Keeping NC Workers’ Compensation Medical Benefits Alive
USE OF FORM 18M TO PROTECT MEDICAL BENEFITS
I. STATUTE, RULE AND PROCESS
The sudden termination of NC Workers’ Compensation medical treatment two years after the last payment of compensation in a NC workers’ comp case can have devastating consequences for workers compensation the claim. Fortunately the Form 18M is an easy and effective way to prevent that occurrence. N.C. Gen. Stat. § 97-25.1 provides: The right to medical compensation shall terminate two years after the employer’s last payment of medical or indemnity compensation unless, prior to the expiration of this period, either: (i) the employee files with the Commission an application for additional medical compensation which is thereafter approved by the Commission, or (ii) the Commission on its own motion orders additional medical compensation. If the Commission determines that there is a substantial risk of the necessity of future medical compensation, the Commission shall provide by order for payment of future necessary medical compensation.
N.C. Gen. Stat. § 97-25.1 is implemented by Industrial Commission Rule 408. When the parties agree on the provision of additional NC Workers’ Compensation medical treatment, the Industrial Commission may order its approval by stipulation of the parties, or by approval of a Form 21 (Agreement for Compensation for Disability) or a Form 26 (Supplemental Agreement as to Payment of Compensation). Absent an agreement by the parties the IC may order the approval of additional medical on its own motion or by approval of a Form 18M. Filing a Form 18M tolls the two year time limit. Rule 408.

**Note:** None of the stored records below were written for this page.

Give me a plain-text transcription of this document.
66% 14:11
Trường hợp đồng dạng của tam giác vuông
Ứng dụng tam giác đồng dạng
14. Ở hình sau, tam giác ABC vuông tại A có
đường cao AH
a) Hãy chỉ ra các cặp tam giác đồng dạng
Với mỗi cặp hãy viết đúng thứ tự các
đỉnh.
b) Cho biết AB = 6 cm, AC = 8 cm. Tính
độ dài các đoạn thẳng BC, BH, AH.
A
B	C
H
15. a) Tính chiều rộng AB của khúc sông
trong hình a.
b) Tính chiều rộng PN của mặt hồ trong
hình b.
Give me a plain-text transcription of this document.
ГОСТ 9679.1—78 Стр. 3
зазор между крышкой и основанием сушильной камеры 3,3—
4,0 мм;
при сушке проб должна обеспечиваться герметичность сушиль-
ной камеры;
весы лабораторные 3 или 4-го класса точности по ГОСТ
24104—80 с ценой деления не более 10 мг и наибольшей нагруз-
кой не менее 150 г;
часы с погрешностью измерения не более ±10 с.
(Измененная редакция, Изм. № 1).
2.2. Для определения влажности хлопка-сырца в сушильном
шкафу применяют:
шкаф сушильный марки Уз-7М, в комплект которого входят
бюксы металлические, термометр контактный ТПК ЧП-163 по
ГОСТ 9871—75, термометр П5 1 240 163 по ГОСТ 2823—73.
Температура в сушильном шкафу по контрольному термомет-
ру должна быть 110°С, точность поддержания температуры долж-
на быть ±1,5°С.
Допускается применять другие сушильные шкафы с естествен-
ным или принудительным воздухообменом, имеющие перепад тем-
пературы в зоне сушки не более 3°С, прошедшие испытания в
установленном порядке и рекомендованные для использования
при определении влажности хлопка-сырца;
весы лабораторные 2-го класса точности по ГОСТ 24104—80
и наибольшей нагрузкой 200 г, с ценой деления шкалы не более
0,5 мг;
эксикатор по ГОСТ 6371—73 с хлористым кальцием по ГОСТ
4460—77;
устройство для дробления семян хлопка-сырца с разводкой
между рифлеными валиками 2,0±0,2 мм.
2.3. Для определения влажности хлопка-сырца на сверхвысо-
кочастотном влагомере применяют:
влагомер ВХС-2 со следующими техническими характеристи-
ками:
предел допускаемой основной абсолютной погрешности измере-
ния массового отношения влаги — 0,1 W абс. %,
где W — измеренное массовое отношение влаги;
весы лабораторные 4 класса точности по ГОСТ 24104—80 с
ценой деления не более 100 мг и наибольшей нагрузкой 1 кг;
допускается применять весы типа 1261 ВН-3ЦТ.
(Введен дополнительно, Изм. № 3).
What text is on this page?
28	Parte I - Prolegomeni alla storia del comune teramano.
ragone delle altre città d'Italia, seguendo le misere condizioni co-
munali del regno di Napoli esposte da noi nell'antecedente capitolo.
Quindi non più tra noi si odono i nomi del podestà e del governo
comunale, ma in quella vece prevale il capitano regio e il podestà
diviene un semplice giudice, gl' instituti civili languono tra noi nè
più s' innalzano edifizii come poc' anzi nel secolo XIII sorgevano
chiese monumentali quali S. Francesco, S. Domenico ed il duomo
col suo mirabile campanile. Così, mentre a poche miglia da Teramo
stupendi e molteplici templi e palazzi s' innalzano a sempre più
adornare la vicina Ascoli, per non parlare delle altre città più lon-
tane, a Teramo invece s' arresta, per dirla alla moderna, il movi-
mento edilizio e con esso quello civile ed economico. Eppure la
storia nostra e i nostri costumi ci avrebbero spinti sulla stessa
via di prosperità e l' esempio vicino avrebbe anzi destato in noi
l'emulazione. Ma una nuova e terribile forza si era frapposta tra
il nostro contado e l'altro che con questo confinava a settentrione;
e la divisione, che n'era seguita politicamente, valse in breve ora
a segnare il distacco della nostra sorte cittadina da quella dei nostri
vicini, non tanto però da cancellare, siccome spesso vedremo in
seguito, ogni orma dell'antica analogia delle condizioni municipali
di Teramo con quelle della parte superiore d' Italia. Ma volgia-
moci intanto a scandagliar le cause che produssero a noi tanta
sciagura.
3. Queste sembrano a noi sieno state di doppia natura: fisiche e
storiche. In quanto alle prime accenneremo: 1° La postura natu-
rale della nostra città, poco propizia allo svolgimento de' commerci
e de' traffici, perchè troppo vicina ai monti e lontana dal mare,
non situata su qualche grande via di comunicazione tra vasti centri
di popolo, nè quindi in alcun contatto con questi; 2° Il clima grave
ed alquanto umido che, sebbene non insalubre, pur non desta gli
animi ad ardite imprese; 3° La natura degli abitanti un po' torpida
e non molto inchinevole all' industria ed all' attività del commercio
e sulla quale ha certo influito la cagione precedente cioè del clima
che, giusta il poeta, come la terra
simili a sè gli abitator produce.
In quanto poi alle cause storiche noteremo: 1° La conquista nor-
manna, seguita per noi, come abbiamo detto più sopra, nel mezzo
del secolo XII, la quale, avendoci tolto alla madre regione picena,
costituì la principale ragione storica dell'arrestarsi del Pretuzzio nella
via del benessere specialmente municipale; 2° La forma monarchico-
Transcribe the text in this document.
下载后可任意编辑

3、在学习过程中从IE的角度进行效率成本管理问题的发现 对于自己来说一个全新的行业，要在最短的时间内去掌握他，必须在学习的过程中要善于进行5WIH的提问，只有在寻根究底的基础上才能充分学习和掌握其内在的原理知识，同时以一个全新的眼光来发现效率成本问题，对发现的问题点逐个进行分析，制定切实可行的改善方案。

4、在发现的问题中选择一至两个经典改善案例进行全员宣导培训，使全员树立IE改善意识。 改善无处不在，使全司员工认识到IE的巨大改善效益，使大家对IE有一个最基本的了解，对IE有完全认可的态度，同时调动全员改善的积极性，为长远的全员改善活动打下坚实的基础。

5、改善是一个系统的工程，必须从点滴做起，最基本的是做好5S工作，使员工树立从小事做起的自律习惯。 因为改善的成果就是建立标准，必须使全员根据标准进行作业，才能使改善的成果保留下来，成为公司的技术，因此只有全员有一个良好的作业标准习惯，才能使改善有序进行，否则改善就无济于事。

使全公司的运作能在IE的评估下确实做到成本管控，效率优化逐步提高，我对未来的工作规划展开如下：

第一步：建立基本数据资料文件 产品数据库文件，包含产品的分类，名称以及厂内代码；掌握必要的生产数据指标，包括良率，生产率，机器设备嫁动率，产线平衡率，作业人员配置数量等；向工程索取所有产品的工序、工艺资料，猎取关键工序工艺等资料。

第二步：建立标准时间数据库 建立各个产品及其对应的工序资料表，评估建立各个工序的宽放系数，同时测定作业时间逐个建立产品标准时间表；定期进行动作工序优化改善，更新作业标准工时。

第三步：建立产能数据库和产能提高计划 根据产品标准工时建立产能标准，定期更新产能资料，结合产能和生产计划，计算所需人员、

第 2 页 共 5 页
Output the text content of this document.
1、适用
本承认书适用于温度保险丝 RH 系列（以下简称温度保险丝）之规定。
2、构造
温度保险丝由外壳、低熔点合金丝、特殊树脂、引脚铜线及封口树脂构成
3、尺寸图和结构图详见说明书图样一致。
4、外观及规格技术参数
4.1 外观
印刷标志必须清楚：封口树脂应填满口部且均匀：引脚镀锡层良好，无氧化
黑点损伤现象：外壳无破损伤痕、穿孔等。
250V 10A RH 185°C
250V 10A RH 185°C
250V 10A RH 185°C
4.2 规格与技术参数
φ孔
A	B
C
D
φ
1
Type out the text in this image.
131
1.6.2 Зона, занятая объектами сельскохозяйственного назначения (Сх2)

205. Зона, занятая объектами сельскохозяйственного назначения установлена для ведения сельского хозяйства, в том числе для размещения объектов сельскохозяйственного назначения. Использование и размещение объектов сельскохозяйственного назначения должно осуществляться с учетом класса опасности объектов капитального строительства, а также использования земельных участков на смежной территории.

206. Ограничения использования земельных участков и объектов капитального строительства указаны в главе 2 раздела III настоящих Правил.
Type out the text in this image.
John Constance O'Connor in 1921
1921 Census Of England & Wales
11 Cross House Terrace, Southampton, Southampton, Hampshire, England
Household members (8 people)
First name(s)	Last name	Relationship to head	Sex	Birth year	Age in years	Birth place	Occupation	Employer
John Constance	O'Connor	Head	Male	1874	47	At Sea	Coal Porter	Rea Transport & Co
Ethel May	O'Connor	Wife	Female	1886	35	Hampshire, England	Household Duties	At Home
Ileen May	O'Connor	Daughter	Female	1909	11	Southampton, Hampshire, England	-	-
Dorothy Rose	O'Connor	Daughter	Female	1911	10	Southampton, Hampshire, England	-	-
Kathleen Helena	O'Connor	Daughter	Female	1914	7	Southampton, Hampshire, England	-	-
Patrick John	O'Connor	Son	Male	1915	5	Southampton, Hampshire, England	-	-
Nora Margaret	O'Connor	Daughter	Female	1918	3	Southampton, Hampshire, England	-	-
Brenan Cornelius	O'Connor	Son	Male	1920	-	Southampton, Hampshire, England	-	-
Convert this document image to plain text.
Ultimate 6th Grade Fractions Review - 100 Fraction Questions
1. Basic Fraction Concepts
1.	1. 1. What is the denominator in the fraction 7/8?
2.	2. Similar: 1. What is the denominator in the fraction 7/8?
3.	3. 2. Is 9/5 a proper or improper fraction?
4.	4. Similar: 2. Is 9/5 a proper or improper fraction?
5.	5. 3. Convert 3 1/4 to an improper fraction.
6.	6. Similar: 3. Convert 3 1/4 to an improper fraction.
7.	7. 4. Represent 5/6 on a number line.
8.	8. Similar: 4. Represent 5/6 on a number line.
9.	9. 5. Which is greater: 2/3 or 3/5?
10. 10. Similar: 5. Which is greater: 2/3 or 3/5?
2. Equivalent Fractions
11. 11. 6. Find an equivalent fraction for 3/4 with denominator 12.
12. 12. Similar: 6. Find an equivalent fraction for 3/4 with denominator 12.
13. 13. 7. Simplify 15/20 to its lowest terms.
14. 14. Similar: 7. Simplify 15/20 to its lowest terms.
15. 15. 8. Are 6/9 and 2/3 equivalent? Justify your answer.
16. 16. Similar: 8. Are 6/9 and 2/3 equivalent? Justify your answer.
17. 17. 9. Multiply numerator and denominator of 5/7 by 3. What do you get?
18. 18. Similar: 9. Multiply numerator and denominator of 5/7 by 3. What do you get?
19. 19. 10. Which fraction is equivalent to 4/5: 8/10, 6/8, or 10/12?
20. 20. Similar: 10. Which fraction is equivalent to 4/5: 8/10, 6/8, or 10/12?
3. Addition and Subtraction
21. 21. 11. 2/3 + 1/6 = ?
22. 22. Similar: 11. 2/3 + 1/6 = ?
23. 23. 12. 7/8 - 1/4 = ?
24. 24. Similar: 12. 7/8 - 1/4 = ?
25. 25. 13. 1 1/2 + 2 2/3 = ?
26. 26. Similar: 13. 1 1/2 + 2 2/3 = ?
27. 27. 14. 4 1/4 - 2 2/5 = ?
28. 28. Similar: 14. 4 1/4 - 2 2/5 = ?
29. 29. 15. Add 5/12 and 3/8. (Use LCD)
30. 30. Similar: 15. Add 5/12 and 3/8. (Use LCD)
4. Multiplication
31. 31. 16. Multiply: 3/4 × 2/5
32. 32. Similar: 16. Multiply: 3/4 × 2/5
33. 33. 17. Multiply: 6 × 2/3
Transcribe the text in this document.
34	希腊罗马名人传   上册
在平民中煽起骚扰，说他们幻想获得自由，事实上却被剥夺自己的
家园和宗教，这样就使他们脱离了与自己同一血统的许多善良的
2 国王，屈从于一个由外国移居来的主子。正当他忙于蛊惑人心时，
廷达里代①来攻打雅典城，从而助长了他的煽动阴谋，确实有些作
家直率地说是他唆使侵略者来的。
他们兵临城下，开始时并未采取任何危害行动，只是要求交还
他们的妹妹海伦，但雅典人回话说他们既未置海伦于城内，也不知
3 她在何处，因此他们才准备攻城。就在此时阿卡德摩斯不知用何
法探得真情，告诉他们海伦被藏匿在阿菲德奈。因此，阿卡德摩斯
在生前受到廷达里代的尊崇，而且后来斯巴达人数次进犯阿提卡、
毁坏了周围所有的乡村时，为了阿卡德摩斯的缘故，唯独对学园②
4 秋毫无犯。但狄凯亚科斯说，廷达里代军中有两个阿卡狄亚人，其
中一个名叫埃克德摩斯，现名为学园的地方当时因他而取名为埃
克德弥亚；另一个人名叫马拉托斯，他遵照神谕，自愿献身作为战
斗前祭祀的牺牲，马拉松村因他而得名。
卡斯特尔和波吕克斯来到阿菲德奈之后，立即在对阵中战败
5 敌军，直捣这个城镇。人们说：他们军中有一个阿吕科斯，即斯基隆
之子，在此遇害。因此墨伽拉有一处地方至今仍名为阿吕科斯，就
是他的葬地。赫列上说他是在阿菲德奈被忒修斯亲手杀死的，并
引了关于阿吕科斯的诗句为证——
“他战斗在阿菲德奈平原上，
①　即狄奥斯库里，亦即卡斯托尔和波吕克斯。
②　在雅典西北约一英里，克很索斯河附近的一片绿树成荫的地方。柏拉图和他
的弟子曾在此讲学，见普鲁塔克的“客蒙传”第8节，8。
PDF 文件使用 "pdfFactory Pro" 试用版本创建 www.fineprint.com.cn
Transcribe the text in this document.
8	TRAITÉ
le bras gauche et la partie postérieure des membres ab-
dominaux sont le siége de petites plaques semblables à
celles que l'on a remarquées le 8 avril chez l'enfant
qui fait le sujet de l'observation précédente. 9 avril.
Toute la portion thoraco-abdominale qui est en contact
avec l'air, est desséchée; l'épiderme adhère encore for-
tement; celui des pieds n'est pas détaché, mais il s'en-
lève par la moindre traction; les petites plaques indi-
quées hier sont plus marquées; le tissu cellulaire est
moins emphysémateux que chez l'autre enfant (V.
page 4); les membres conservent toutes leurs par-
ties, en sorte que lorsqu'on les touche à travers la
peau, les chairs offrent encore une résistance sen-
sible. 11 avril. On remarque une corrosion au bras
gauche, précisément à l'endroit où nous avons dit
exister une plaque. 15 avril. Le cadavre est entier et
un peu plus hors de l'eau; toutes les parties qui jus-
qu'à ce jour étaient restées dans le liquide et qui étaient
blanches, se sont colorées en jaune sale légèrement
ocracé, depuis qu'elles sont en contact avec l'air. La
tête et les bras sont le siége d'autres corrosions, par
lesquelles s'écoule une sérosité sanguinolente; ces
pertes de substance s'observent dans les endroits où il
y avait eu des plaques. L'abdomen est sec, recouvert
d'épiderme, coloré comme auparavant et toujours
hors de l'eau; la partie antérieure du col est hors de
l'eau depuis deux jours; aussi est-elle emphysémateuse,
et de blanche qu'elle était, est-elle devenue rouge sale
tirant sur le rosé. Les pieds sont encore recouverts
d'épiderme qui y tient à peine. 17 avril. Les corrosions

A Form 18M should be filed with the Executive Secretary of the Industrial Commission, with copies to the employer or carrier/administrator and any attorney of record. Upon receipt the Executive Secretary will provide notice of the filing to defendants, who then have thirty days to accept or deny the motion. Rule 408. Either party may appeal the Executive Secretary’s decision by Form 33 with in 15 days. Rules 408, 703. An appeal stays the effect of the Executive Secretary’s order, absent dissolution of the stay by the NC Industrial Commission for good cause shown. Rule 408.
II. STANDARDS AND BURDENS
Generally, an employee may seek additional NC Workers’ Compensation medical treatment that “lessens the period of disability, effects a cure or gives relief.” Taylor v. Bridgestone/Firestone, 157 N.C. App. 453, 457 (2003) (quoting Parsons v. Pantry, Inc, 126 N.C. App. 540 (1997) and Renninger v. Prestige, 136 N.C. App. 255 (1999)). When such additional medical treatment is necessary, “there arises a rebuttable presumption that the treatment is directly related to the original compensable injury and the employer has the burden of producing evidence showing the treatment is not directly related to the compensable injury. Id. at 458 (quoting Renninger). This “Parsons presumption,” that additional medical treatment is related to the original injury, applies in the 18M context. Perez v. American Airlines, 174 N.C. App. 128, 136 (2005). In ruling on an 18M the IC must first asses whether Plaintiff has shown that there is a “substantial risk” the he or she will require future medical treatment. Once the Plaintiff meets this burden, the inquiry turns to whether the defendants can meet their burden to prove the treatment is not reasonably related to the compensable injury. Taylor, 157 N.C. App. at 458. Presumably treatment for distinct medical conditions that flow directly and naturally from the original injury should also be approved. See Bondurant v. Estes Express, 167 N.C. App. 259 (2004).
III. “POSSIBLE” FUTURE TREATMENT CAN BE ORDERED
Where the Full Commission found that Plaintiff “will require future medical treatment including a possible knee replacement” and ordered that the defendants would be responsible for that surgery some time in the future, the Court of Appeals upheld the order. Adams v. Frit Car, Inc., 185 N.C. App. 714 (2007). The Court of Appeals noted in that case that the Full Commission also found that two doctors had testified that plaintiff would “likely” need additional treatment for his knee. Id. at 719. In Queen v. Penske Corporation, 174 N.C. App. 814 (2005), the Court of Appeals squarely held that an order that defendants pay for “possible” future NC Workers’ Compensation medical treatment was reasonable.